Uno studio, frutto della collaborazione tra l’Istituto di fisica applicata “Nello Carrara” del Consiglio nazionale delle ricerche, il Dipartimento di Ingegneria dell’Informazione dell’Università di Firenze ed il Centro studi CAMNES, ha evidenziato come il “Deep Learning”, che utilizza algoritmi basati su reti neurali per l’analisi delle immagini, possa essere adoperato anche per classificare l’antica scrittura geroglifica egizia, gettando le basi per lo sviluppo di nuovi strumenti a supporto della traduzione di testi. La ricerca è stata pubblicata sulla rivista IEEE Access
Nuova luce sulla comprensione dei testi dell’antico Egitto, anche da semplici scatti fotografici, grazie all’utilizzo del “Deep Learning”, che sfrutta algoritmi basati su reti neurali per l’analisi delle immagini. L’applicazione dell’intelligenza artificiale permette di classificare in modo automatico – con altissima accuratezza e precisone – i geroglifici, indipendentemente dal supporto su cui sono scritti (papiro, pietra, legno). Tale sperimentazione è oggetto di uno studio pubblicato sulla rivista “IEEE Access” da Andrea Barucci e Costanza Cucci dell’Istituto di fisica applicata “Nello Carrara” del Consiglio nazionale delle ricerche (Cnr-Ifac), Fabrizio Argenti e Marco Loschiavo del Dipartimento di Ingegneria dell’Informazione dell’Università di Firenze, in collaborazione con l’egittologo Massimiliano Franci del Centro Studi CAMNES (Center for Ancient Mediterranean and Near Eastern Studies).
L’applicazione è la testimonianza del felice connubio tra metodologie utilizzate in ambito medico e le scienze umane. “Le tecniche basate sulle reti neurali profonde pervade ormai tutti i campi della conoscenza.” spiega Barucci del Cnr-Ifac ed esperto di analisi di immagini biomediche con tecniche di machine e deep learning. “Noi ci siamo chiesti se tale paradigma poteva essere traslato in un ambito apparentemente distante e diverso, come il riconoscimento di simboli antichi. La nostra esperienza nel campo delle immagini cliniche ci suggeriva che le reti neurali convoluzionali sono strumenti estremamente potenti e versatili, tuttavia la sfida era aperta”.
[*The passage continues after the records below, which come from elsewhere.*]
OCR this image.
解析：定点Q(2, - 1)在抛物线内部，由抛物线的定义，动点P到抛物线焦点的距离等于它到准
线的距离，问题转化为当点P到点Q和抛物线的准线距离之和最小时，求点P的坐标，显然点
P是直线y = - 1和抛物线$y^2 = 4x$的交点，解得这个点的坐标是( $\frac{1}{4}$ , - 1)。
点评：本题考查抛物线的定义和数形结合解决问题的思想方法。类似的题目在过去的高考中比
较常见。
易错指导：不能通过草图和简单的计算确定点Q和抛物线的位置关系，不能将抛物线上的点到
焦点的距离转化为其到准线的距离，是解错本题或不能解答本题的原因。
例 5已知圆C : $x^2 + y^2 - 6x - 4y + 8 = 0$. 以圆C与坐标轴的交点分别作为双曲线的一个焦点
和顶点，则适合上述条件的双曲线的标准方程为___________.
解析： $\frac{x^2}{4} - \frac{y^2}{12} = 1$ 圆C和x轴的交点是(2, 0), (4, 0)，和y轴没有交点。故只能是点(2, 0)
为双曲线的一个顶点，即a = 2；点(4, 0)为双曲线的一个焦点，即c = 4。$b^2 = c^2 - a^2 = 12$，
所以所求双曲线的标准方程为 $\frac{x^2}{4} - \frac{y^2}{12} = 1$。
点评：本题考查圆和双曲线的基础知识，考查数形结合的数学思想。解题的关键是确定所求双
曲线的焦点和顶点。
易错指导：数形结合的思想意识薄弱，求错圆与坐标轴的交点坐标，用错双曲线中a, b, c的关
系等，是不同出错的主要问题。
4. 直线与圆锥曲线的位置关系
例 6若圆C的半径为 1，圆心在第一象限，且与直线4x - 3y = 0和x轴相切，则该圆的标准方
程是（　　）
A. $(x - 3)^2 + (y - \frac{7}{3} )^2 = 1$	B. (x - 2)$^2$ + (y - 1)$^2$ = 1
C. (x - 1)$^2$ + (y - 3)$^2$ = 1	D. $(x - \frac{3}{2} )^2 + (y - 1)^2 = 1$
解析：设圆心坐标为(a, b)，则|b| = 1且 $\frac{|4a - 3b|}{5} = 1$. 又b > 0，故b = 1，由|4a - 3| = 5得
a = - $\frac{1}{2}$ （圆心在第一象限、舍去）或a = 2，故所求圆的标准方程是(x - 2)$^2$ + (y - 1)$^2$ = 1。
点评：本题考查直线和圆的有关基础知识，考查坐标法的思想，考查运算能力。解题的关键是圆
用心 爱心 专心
La ricerca non solo dimostra la possibilità della traduzione automatica di antichi documenti egizi, ma offre nuove prospettive per la risoluzione di questioni aperte quali la codifica, riconoscimento e traslitterazione dei segni geroglifici. L’uso dell’intelligenza artificiale corre in aiuto agli studiosi nell’approfondire diversi aspetti della scrittura. “La topo-sintassi dei segni geroglifici combinati per formare parole; l’analisi linguistica dei testi; il riconoscimento di segni corrotti, riscritti, cancellati; fino alla possibilità del riconoscimento della scuola dello scriba o alla mano dello scultore”, continua l’egittologo Massimiliano Franci. “L’intuizione dell’esperto è ancora fondamentale nell’integrazione delle complesse analisi fornite dagli algoritmi di intelligenza artificiale (AI) e il futuro impone una sempre maggiore armonizzazione fra l’analisi informatica e quella umana. Il nostro studio vuole mettere in luce come gli strumenti di analisi basati sull’AI possano supportare le indagini in campo egittologico, integrandosi col lavoro dell’archeologo (human in the loop)”.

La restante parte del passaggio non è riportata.